Da wäre auf der einen Seite die große Ausstellung islamischer Kunst in München im Sommer 1910. Kandinskys „Briefe aus München“, die im Herbst 1910 in der Zeitschrift Apollon veröffentlicht wurden, enthalten eine ausführliche Rezension dieser Ausstellung, in der er sein besonderes Interesse Persischen Miniaturen zuwendet. In diesem Kontext verweist er auf seinen ersten Kontakt mit Persischen Miniaturen im Kaiser Friedrich Museum in Berlin, und damit auf den zweiten, gesicherten Ausstellungsbesuch. Leider gibt er nicht an, zu welchem Zeitpunkt er die am 19. Oktober 1904 eröffnete neue Abteilung für islamische Kunst des Kaiser Friedrich Museums in Berlin gesehen hat.

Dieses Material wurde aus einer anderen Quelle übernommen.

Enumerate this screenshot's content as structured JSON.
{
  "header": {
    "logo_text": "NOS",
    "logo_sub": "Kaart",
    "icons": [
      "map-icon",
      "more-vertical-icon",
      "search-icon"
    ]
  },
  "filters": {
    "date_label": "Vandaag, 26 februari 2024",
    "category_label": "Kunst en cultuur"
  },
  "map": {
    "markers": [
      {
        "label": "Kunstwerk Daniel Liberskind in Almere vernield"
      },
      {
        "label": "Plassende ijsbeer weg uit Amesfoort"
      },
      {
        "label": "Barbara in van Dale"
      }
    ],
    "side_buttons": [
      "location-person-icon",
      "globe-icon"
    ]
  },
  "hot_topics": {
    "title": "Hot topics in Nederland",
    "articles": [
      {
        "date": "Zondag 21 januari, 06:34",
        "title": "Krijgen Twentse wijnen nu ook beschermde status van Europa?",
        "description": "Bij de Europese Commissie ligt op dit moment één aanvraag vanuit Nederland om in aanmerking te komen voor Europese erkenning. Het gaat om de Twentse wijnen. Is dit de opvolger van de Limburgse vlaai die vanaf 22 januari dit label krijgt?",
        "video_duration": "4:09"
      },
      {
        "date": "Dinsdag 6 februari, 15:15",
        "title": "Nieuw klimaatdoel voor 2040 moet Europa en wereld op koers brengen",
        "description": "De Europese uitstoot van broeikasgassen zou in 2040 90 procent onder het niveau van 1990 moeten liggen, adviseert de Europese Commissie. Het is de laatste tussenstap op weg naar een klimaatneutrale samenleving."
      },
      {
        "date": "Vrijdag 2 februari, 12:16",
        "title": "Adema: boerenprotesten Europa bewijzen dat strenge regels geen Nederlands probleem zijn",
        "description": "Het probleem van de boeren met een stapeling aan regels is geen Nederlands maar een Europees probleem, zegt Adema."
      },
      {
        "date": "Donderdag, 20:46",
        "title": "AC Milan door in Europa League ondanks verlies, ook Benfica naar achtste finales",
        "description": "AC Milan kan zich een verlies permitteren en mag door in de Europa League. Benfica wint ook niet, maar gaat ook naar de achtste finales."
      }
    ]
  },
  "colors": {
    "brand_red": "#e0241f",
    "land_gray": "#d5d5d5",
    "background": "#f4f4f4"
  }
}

Nach der genauen Chronologie von Peg Weiss ergeben sich zwei mögliche Zeitpunkte[7]. Möglich wäre ein Besuch Kandinskys im Herbst 1904, als er von Odessa über Berlin nach München reist. Die Alternative wäre Kandinskys nächster Berlinaufenthalt von September 1907 bis April 1908. Wäre der erste Zeitpunkt zutreffend, wäre dieser Kontakt zum Orient zeitlich noch vor die Tunesienreise einzuordnen, der zweite Termin würde die Kontinuität des Themas unterstreichen.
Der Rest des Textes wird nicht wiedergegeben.